The author, a prolific Russophile, mulls the trajectory of the fighting over Ukraine

Orlando Figes Published 16.10.22, 03:11 AM
WHAT REMAINS: The rubble of a school building bombed by Russia

WHAT REMAINS: The rubble of a school building bombed by Russia Shutterstock

How will this war end, and what sort of Russia will emerge from it? None of the possible scenarios bodes well for Russia or Ukraine. A military defeat for Russia is the first and least likely possibility, if a “victory” for Ukraine means, as many of its leaders think it should, the expulsion of Russian troops from all its territories. Even in defeat, the Putin regime would probably survive, albeit in a more repressive form and more isolated from the international community. Putin one day will step down (he is rumoured to have cancer), but unless there is a revolution his system will continue under a different leadership. With its domination of the media, its repressive forces and its reserves of foreign currency, the regime is too powerful, even for a mass-based opposition, such as we saw in support of the imprisoned leader Alexei Navalny, who tapped into a growing public mood of anger and frustration with government corruption in the late 2010s as general living standards remained low. As Russia’s story shows, the autocratic state has many times survived long periods of discontent. Society has been too weak, too divided and too disorganised to sustain an opposition movement, let alone a revolution, for long enough to bring about a change in the character of state power. Today the failure of democracy is rooted in the weakness of the public sphere. Thirty years after the collapse of the Communist dictatorship, Russia remains weak in all those institutions — genuine political parties, professional bodies, trade unions, consumer organisations, civic groups and residents’ associations — whose freedom of activity is the underpinning of democracy. The intelligentsia, which once assumed the role of the nation’s conscience, carries little influence today. The war has further weakened it, as tens of thousands of that caste (artists, academics, journalists, scientists and IT specialists) have fled abroad instead of opposing it at home. No doubt they are hoping to return to Russia soon. But that was the hope of the émigrés who left Russia after 1917, and very few of them returned.

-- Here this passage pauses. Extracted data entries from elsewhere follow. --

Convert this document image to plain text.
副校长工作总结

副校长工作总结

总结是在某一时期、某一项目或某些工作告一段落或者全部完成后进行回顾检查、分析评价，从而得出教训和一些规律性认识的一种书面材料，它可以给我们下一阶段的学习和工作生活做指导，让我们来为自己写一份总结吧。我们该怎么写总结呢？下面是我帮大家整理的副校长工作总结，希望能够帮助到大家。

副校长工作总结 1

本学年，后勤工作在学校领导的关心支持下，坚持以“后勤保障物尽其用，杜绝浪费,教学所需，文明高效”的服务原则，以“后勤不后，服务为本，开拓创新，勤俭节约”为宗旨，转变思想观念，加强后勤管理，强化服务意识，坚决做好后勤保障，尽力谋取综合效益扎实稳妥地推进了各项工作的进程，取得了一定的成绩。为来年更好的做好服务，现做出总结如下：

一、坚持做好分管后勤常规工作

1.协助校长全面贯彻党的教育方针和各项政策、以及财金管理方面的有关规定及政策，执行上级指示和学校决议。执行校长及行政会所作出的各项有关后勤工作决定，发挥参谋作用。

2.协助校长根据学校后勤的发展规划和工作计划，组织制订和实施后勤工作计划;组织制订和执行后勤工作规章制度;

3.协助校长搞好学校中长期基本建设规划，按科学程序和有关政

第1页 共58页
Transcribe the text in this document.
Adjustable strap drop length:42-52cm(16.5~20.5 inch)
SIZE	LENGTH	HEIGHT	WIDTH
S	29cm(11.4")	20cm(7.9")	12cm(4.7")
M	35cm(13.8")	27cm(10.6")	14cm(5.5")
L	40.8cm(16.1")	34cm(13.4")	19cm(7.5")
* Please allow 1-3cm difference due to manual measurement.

The second possible scenario is a stalemate, a permanently frozen conflict in Ukraine, with Russian troops in the Donbass and the east but neither side prepared to stop the fighting, and no real basis for constructive peace talks as long as the Russians occupy these territories. Eight years of war have hardened the Ukrainians’ resolve not to compromise with the Russians. For even if they gave up lands for peace, what assurance could they have that Russia would not use these as a forward base to prepare a new attack? Nothing Putin says can be trusted. The Ukrainians are equally unlikely to give up on their aim of Nato membership, a key demand of the Russians. From 2019 that aim was enshrined in the Ukrainian constitution, so any decision to remove it would need to be approved by a national plebiscite or a vote in Parliament, a process that would take “at least a year” in Zelensky’s estimate. Yet with every passing week the likelihood of passing such a resolution will decline, as it becomes ever clearer that Nato membership is the only guarantee of Ukraine’s survival as an independent state (before the Russian invasion, 55 per cent of the population favoured joining Nato, but by the end of March that figure had risen to 72 per cent).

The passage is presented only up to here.